Young people have long been seen as voting in far lower percentages than older voters, although their participation rates have been rising. In 2020, 66% of students aged 18 to 24 voted in the presidential election, up from 52% in 2016, according to a national study of over 1,050 colleges and universities.

Separately, the nextLI/Newsday Hofstra poll found that 87.3% of respondents ages 18-24 on Long Island said they were very or somewhat likely to vote for president, while 97.3% of those 65 and older said they were very likely to.

Lawrence Levy, executive dean of Hofstra's National Center for Suburban Studies, said young voters have "overwhelmingly" preferred Democrats in recent elections, and while they have failed to turn out to vote in midterms in the past, there were rising rates of participation in 2018 and 2020. However, he said, a decline in turnout of young voters or of Latino or Asian American voters "could be devastating to Democrats in an otherwise close election."

Hofstra freshman Peris Roney registers in her home state of...

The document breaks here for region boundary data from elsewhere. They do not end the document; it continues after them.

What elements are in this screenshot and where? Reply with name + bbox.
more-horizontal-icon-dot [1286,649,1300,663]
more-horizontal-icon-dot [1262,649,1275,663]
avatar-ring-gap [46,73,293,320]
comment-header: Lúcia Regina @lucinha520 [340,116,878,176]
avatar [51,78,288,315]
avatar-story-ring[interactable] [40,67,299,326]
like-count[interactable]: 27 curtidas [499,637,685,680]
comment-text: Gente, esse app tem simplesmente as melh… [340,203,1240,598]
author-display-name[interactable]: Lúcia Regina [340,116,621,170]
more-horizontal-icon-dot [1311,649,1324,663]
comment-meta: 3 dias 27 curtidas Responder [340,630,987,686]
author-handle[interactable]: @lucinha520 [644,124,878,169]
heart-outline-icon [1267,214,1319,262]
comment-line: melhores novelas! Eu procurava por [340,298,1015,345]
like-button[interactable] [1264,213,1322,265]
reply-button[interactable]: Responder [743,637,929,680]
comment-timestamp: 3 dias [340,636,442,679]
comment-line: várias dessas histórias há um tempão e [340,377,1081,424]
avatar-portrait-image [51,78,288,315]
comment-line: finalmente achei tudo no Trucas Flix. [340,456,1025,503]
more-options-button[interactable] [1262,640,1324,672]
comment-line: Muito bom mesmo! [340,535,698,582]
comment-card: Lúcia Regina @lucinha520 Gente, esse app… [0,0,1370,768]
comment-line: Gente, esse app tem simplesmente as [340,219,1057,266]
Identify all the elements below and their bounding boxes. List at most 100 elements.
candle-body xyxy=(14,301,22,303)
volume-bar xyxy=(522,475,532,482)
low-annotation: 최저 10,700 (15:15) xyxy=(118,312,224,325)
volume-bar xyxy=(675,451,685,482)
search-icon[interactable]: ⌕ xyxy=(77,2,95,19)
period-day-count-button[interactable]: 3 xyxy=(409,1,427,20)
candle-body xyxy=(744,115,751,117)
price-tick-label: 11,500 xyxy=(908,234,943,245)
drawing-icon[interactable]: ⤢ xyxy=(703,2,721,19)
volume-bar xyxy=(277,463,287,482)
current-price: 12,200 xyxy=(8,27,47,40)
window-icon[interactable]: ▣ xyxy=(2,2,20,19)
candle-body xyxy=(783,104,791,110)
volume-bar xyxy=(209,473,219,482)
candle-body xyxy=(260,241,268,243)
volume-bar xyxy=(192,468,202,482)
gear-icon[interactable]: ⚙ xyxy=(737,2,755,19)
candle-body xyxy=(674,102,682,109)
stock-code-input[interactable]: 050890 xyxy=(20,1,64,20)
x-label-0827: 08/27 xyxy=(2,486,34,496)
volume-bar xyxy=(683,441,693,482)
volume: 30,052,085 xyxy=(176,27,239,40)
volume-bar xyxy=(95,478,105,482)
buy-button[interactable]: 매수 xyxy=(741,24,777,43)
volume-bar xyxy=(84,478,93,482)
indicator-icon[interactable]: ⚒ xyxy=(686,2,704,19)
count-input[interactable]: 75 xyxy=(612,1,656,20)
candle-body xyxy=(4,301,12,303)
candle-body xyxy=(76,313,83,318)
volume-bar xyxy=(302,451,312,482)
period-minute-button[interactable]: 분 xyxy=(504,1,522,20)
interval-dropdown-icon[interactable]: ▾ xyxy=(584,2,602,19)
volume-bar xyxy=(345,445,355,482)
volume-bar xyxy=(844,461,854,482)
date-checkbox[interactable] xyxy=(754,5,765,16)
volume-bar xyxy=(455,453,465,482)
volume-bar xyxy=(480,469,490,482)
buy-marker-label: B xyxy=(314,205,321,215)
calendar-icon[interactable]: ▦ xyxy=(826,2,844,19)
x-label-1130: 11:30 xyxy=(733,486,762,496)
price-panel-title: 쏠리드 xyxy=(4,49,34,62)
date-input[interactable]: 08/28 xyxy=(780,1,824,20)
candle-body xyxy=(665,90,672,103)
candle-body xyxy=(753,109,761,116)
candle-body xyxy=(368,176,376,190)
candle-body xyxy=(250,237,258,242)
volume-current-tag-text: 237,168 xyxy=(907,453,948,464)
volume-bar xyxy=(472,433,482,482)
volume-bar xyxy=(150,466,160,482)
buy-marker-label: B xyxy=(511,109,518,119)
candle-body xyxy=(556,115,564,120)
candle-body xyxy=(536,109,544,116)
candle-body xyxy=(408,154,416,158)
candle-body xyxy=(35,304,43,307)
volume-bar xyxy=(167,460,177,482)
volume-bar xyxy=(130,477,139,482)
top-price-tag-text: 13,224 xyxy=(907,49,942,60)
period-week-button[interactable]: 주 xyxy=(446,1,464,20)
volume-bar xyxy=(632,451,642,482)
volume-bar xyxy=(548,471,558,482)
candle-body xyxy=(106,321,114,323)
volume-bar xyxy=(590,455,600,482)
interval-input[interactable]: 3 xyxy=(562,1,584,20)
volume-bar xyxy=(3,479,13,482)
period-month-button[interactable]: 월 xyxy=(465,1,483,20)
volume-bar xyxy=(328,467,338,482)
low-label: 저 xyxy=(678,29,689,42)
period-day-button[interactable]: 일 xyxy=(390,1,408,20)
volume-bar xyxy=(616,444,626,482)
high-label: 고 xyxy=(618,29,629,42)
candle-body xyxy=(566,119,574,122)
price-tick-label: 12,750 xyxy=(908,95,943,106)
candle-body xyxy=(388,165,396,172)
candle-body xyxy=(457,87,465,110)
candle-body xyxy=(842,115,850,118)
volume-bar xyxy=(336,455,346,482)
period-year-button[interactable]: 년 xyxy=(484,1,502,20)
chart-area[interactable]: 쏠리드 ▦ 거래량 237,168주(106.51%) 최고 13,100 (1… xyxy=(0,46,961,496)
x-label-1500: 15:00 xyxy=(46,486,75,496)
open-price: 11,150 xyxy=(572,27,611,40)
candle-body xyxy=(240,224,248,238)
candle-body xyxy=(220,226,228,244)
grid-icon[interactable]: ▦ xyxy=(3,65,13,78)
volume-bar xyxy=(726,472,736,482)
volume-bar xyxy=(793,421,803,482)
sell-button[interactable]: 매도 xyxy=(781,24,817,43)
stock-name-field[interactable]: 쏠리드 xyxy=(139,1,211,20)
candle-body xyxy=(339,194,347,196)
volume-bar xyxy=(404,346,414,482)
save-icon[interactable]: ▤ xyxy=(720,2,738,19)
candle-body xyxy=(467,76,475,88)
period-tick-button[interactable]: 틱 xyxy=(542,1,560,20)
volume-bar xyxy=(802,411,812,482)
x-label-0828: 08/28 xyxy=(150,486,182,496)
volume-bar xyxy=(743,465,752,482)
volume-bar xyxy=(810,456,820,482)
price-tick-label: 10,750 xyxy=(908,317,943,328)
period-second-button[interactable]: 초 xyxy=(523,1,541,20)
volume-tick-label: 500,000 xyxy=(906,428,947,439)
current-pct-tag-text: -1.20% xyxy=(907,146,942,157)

Hofstra freshman Peris Roney registers in her home state of Pennsylvania and casts an absentee ballot last month with the help of student volunteers Leah Wrazin, center, and Cristianna Giovanangelo Nicotera.  Credit: Kendall Rodriguez

Part of the problem now, Stauffer said, is what she sees as a growing distrust in the election process itself in a climate of widespread contentions of voter fraud or voter suppression. “There is definitely mistrust on both sides,” she said.

And, she said, social media is a huge influence on young voters that may fly under the radar of more mainstream news sources. Conservative voices such as commentator Ben Shapiro, a YouTube media host, and Turning Point USA “are huge.… They have been working hard to reach people. It is mostly right-wing messaging that I'm receiving and a lot of my peers are as well.”

Administrations play a role

University administrations are taking a lead in fostering voter registration, lending support and oversight through entities including Stony Brook’s Center for Civic Justice and Hofstra’s Center for Civic Engagement.

Ashley Mercado, assistant director of the Stony Brook center, works with clubs across the political spectrum and sees a revival of participation after several pandemic years of solely online club activity.

“We’re seeing a livelier campus in general, across the board,“ she said. “Students feel more comfortable attending things in person, and we are definitely seeing students wanting to be more involved and having a say on what’s going on.” 

Yet she sees many young voters feeling “overwhelmed with the political process. A lot of students have difficulty differentiating what different officials do.”

That wouldn’t apply to Nicholas Costanzo, a freshman at Hofstra who interns for Rep. Lee Zeldin, the Republican candidate for governor. Costanzo, 18, of Bethpage, is a new member of the College Republicans, and while he sees a progressive edge in voter sentiments on campus, he thinks there are plenty of quiet Republicans who will “vote, vote, vote.”

Costanzo also observes that political intensity isn’t broadly distributed.

“What’s funny, the people that talk about the elections are those who are into politics, who understand politics,” he said. “The others don’t seem to care about politics. They care about their grades and what they are going to buy at the cafe.”